We believe that the pace of innovation in AI for good can be significantly increased by systematising the process of problem discovery and solution engineering . In addition, there is need for education and robust commentary . Vaani is built around these four functions:

  1. Discover - Problem Finding
    Problems exist in the real world and datasets exist in silos, both generally inaccessible to AI engineers. Vaani is a platform for problem discovery wherein organisations and individuals post templated problem statements, provide accompanying datasets, and identify the corresponding value generated. Each problem is accompanied by community-led discussion to refine the problem statement and find connections with other problems or datasets.

  2. Build - Solution Engineering
    A large success of AI has been due to democratised technology. However, the effect of this democratisation is not readily accessible to problem solvers on the ground. Just as our IT industry succeeded in software engineering at scale, for AI solutioning we need to build the right processes: processes which enable distributed and cross-cutting teams to innovate effectively on AI solutions. This function will provide a streamlined pipeline combining access to cloud resources, design patterns, and practices for AI project management including reproducibility and maintainability.

  3. Educate - Capacity Building
    With the number of research papers in AI and related areas growing exponentially, it is hard for even researchers to keep pace with the latest findings. There is thus an acute need for innovations in pedagogy and delivery to ensure that engineers constantly update their practical and theoretical knowledge on AI. Beyond this, access should be provided to domain experts and policy makers on broadly understanding the technology and its potential impact. Misunderstanding the technology is a reality, and this can be very counterproductive.

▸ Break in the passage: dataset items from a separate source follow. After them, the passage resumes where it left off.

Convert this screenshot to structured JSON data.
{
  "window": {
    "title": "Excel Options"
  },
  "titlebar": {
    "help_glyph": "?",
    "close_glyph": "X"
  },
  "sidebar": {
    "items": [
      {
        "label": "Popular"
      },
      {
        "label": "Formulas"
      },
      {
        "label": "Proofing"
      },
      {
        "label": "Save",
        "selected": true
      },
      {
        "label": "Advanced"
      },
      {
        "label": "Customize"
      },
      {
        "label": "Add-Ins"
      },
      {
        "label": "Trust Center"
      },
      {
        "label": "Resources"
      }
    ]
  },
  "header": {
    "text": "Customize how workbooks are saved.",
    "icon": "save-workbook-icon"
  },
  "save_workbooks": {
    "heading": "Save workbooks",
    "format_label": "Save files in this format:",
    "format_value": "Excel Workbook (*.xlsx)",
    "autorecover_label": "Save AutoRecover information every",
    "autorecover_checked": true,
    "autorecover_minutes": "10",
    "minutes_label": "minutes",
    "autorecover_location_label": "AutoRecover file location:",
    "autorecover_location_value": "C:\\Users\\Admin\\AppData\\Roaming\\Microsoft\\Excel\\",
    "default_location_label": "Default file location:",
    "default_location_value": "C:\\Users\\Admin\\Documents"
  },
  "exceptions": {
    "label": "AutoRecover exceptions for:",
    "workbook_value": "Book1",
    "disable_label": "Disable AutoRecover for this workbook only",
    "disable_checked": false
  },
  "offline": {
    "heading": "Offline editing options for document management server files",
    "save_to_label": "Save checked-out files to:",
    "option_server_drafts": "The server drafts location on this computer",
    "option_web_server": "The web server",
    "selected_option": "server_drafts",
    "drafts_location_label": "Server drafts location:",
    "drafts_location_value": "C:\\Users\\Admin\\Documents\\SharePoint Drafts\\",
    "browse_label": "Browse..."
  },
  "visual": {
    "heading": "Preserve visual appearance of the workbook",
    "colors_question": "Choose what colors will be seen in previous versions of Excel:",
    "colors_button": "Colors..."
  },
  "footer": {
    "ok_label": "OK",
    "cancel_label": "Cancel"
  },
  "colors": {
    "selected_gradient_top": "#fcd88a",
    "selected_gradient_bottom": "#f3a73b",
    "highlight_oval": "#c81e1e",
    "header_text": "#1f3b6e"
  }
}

  4. Comment - Opinion Pieces
    Framing opinion about AI at all levels - for the general public, domain experts, technologists, programmers, and government - is of high significance. We aim to robustly review the state of current adoption and future opportunities in domains such as healthcare, agriculture, vernacular languages, and finance. For instance, what are the opportunities of deploying AI to enhance the world’s largest employer the Indian Railways? Questions like these need to be definitively answered. Further, we also aim to provide balanced perspectives on topics such as AI ethics, potential job losses, and role of governance in AI.


Our Charter

Keep It Real | Solve, Today
Do It Together | Open Community
Impact at Speed | Exponentiate

Vaani is oriented towards action. We will focus on solving real challenges, today. This requires careful and constant balancing between state-of-the-art techniques with practical domain knowledge and deployment. The latter is at times found not to be as glamorous, but is perhaps the most crucial piece in creating impact.

Vaani aims to create significant network effects in innovation in AI. This requires that people from different organisations and backgrounds join the community, have an effective communication, and build consensus on action plans. We will always prioritise open innovation with the imperative of the greater good.

Vaani is challenged to act at speed, to match up to the rapid pace in AI development and the gravity/scale of challenges Bharat faces. This requires thinking big and setting the right goals to work towards as a community. We will also build processes and platforms to benefit from the exponentiation power that comes with more data and partners.